Parallel to this, the new conservative government in London under pressure of continuous social protests against the local governments of the Guernsey, Jersey and Isle of Man Islands introduced British tax laws. Tax exemption for the foreign super-rich settled in London was also abolished. The new resolutions should put a stop to the massive capital transfer to Singapore, Hong Kong and the Bermudas. The G20 states expect additional revenues of at least $300 billion annually from the end of organized tax evasion.
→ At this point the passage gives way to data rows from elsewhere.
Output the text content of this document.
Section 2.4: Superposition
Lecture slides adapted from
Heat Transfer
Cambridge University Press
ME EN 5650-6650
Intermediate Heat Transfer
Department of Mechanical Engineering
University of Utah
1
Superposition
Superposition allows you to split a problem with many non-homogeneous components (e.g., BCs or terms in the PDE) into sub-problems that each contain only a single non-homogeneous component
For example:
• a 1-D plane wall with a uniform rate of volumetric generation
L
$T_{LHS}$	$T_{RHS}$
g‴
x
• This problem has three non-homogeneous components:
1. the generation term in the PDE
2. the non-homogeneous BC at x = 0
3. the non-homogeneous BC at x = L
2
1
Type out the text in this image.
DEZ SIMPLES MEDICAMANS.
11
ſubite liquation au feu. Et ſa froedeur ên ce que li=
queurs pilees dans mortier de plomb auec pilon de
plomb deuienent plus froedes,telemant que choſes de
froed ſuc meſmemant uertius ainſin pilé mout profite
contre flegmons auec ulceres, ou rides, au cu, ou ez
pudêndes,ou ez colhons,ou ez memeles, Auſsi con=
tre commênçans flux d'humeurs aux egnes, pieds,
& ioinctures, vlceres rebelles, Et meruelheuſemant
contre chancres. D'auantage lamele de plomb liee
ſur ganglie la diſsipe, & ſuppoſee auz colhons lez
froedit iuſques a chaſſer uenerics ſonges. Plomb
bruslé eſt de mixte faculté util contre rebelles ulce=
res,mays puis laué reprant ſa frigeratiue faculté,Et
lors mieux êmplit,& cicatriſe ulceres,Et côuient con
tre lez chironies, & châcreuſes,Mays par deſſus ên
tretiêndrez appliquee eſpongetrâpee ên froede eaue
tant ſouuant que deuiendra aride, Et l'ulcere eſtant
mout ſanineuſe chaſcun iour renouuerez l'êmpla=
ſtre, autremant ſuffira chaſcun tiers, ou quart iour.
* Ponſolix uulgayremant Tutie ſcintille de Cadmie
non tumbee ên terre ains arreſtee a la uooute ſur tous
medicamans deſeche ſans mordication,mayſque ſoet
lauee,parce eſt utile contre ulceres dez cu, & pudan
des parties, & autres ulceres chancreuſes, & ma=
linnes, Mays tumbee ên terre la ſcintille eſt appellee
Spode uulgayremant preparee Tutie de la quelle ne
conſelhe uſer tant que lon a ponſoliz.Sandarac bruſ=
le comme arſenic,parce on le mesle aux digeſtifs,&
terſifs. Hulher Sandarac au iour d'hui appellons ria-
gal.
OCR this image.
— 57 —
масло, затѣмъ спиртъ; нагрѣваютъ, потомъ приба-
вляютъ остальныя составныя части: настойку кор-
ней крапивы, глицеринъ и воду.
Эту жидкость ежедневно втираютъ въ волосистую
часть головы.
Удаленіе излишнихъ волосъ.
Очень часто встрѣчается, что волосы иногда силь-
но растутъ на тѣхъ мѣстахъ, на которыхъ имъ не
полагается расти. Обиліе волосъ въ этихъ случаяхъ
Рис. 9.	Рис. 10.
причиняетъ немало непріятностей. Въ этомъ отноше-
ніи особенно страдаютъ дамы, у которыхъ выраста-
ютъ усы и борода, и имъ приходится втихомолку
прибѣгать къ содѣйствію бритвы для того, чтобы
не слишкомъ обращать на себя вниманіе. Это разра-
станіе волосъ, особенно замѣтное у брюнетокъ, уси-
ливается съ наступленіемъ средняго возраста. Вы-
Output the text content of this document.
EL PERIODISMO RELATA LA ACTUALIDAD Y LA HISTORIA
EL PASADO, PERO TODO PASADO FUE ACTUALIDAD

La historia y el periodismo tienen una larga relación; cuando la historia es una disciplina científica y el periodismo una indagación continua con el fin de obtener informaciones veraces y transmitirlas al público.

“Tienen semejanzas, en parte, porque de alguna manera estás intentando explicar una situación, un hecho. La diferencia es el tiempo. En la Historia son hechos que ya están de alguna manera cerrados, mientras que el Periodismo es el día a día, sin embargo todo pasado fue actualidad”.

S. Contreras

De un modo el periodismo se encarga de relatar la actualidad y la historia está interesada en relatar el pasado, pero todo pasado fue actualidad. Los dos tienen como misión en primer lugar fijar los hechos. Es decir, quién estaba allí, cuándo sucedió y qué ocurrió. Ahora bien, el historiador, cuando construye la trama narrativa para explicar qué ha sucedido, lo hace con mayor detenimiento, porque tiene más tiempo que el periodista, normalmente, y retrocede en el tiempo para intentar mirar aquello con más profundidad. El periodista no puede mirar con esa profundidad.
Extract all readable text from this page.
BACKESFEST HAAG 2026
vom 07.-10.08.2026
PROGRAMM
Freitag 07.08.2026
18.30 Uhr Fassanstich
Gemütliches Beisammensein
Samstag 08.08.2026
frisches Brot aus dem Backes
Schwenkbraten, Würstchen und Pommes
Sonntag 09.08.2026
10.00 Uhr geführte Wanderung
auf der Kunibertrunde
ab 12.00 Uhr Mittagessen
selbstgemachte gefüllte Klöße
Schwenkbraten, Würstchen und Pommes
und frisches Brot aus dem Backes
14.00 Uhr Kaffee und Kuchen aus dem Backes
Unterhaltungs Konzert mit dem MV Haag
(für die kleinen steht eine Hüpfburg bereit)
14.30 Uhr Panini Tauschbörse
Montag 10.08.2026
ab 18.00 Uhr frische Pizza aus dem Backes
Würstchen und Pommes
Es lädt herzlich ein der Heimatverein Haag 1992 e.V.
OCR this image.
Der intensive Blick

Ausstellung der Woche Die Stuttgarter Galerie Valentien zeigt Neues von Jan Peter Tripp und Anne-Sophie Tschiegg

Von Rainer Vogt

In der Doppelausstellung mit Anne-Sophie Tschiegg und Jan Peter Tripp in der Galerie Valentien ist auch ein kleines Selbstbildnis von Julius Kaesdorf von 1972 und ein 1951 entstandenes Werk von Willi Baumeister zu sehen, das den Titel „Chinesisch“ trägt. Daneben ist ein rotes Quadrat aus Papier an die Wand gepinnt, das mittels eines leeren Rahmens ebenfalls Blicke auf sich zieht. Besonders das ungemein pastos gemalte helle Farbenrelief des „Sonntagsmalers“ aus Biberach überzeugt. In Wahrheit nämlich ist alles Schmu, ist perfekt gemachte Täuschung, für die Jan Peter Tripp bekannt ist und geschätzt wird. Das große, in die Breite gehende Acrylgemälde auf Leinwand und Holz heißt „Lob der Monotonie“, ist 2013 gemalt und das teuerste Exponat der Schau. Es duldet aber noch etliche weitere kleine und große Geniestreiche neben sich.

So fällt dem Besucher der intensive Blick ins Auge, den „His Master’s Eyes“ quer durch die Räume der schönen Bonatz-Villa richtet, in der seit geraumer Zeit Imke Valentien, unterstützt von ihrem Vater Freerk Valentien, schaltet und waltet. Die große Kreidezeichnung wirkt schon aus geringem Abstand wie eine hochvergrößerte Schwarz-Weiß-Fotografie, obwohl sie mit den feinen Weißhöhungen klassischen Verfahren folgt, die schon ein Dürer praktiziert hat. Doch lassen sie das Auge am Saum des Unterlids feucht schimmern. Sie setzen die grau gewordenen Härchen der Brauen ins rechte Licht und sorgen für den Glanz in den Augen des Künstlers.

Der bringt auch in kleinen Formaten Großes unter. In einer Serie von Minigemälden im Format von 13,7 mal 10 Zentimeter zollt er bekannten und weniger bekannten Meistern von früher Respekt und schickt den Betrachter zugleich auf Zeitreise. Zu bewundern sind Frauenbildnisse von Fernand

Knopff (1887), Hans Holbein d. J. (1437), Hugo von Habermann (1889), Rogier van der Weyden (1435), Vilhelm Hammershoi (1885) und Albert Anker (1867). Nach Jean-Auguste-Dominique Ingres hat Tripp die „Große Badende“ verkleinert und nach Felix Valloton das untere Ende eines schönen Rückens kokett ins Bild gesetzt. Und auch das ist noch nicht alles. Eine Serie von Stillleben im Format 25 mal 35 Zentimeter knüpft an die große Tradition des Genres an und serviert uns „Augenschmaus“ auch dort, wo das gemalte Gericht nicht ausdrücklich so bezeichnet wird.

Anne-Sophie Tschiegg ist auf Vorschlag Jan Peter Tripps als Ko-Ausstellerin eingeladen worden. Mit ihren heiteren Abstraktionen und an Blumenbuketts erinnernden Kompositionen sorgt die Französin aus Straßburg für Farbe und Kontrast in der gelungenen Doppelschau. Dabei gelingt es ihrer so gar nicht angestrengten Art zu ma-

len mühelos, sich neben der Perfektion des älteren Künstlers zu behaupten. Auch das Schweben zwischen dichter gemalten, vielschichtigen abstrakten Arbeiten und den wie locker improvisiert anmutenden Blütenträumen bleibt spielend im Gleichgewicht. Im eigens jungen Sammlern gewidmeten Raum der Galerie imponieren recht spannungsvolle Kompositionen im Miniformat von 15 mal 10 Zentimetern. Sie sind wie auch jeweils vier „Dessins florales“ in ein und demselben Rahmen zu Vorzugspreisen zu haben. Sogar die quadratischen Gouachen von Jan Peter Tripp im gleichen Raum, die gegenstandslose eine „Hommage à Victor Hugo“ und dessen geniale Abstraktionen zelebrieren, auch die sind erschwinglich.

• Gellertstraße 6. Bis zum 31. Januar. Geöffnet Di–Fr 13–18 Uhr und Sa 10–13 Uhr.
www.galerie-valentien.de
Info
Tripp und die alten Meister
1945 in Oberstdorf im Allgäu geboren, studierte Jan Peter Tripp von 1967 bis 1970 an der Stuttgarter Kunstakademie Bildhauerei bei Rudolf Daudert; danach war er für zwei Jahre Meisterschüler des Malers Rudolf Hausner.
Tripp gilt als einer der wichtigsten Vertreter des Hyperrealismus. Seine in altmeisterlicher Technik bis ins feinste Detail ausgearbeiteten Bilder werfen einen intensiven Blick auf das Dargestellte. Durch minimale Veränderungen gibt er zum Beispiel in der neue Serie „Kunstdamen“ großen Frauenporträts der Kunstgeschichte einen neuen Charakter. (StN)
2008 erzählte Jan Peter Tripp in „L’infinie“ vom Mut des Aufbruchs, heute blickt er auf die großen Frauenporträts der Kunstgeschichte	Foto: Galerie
The governments expect more than three times as much through the unique assets tax. At first the German government refused but yielded after both Chinese Premier Wen Jiabao and US President Barack Obama intervened. The background of the unusual alliance is the dramatic situation of American public finances. With a budget deficit of more than three trillion dollars in the last and current budget years, raising the necessary money on the capital markets will be increasingly difficult for the US government. The fear of inflating the dollar goes along with that. If a flight from dollar investments occurs, the global currency system and the entire world trade will come to a standstill sooner or later. Simultaneously China and many other threshold states would lose a large part of their currency reserves. So the threatening state bankruptcy teaches governments "what was really clear for a long time," the economic Nobel Prize winner Joseph Stiglitz commented on the resolutions of Brazil. The extremely unequal distribution of assets and income - one percent of the world population possesses nearly half of global fixed assets or invested capital - is one of the essential causes for the inflation of the financial industry. Now "the day of reckoning has come for these winners of false globalization."